Sao Paulo's pumas under attack as 'stone jungle' threatens rainforest
Apartment blocks and shopping centers sprout like mushrooms around a wild cat sanctuary that shelters pumas recovering from injuries suffered at the hands of mankind in Brazil's Sao Paolo state.
The Mata Ciliar refuge stretches over the equivalent of 40 football fields just 90 kilometers (56 miles) from the state capital Sao Paulo -- Latin America's biggest metropolis.
Twenty-five pumas and 10 jaguars are receiving treatment at the center -- including Barreiro, a five-year-old puma named after the semi-rural neighborhood where he was found caught in a trap made with a steel cable.
Barreiro is being treated for a deep cut to the hip.
"Due to the advancement of urbanization into its natural habitat, when the puma moves, it gets lost between roads, gated communities and other human interventions," Mata Ciliar president Jorge Bellix told AFP.
As its habitat shrinks in step with human expansion, the puma is forced to move closer to settlements to find food -- which may include pets and livestock, as its natural diet of deer and smaller wild animals gets diminished.
The big cats risk being run over by cars, electrocuted by security fences or trapped in snares set by either hunters trying to catch wild boar or residents warding off predators.
Some are poached for their skins or as trophies.

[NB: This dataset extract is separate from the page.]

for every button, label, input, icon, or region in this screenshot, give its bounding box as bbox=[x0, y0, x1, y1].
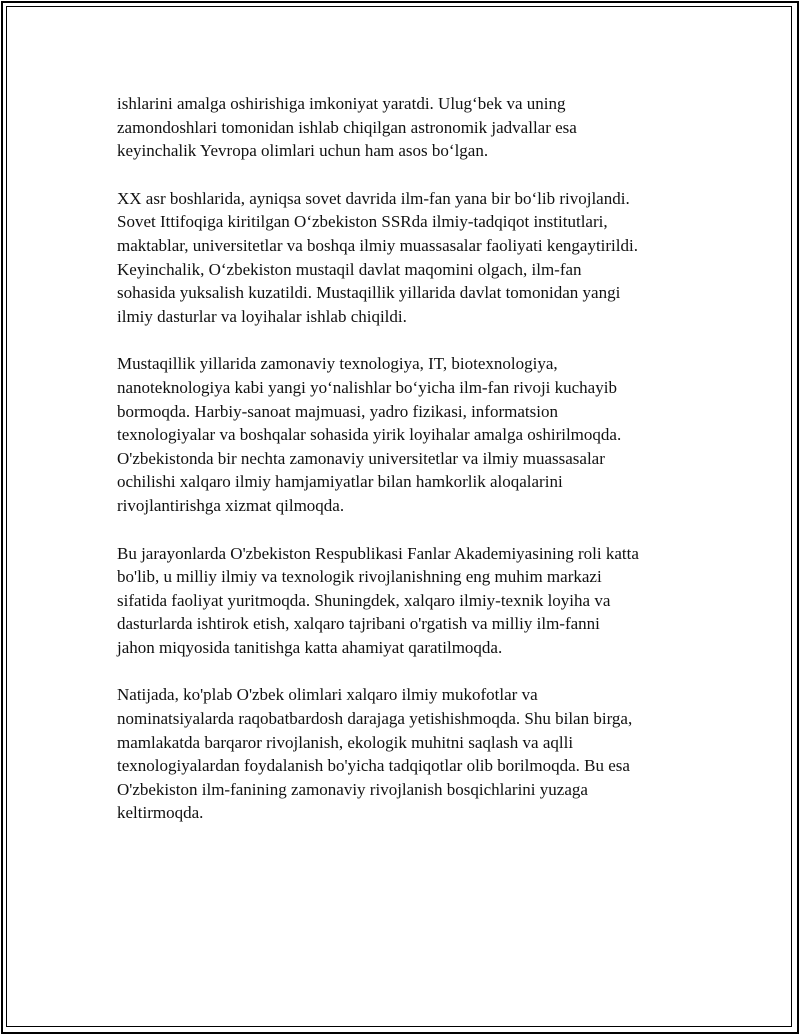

"If this continues, we will unfortunately witness the extinction of several (animal) species within a few years," said Bellix, whose refuge has treated some 32,000 creatures since it was founded nearly 30 years ago.
- 'Stone jungle' -
Mata Ciliar also houses monkeys and maned wolves, and is located within the vast Mata Atlantica forest in a country with some of the highest wild cat diversity in the world.
But just a few kilometers away looms the grey expanse of Sao Paulo, a metropolis of 21 million people nicknamed the "stone jungle."
"The situation is critical: the animals of Sao Paulo are losing the war against urbanization," said veterinarian Cristina Harumi, who helped save Barreiro and hopes he can be returned to the wild soon.
The puma, sitting as it does at the top of the food chain, is considered a bioindicator: its disappearance would be an alarming sign of the extent of environmental degradation, she added.
The puma, also known as mountain lions, is listed as "near threatened" in Brazil by the International Union for Conservation of Nature (IUCN), which maintains the "Red List of Threatened Species," while mountain lion sub-species outside the Amazon basin are considered "vulnerable."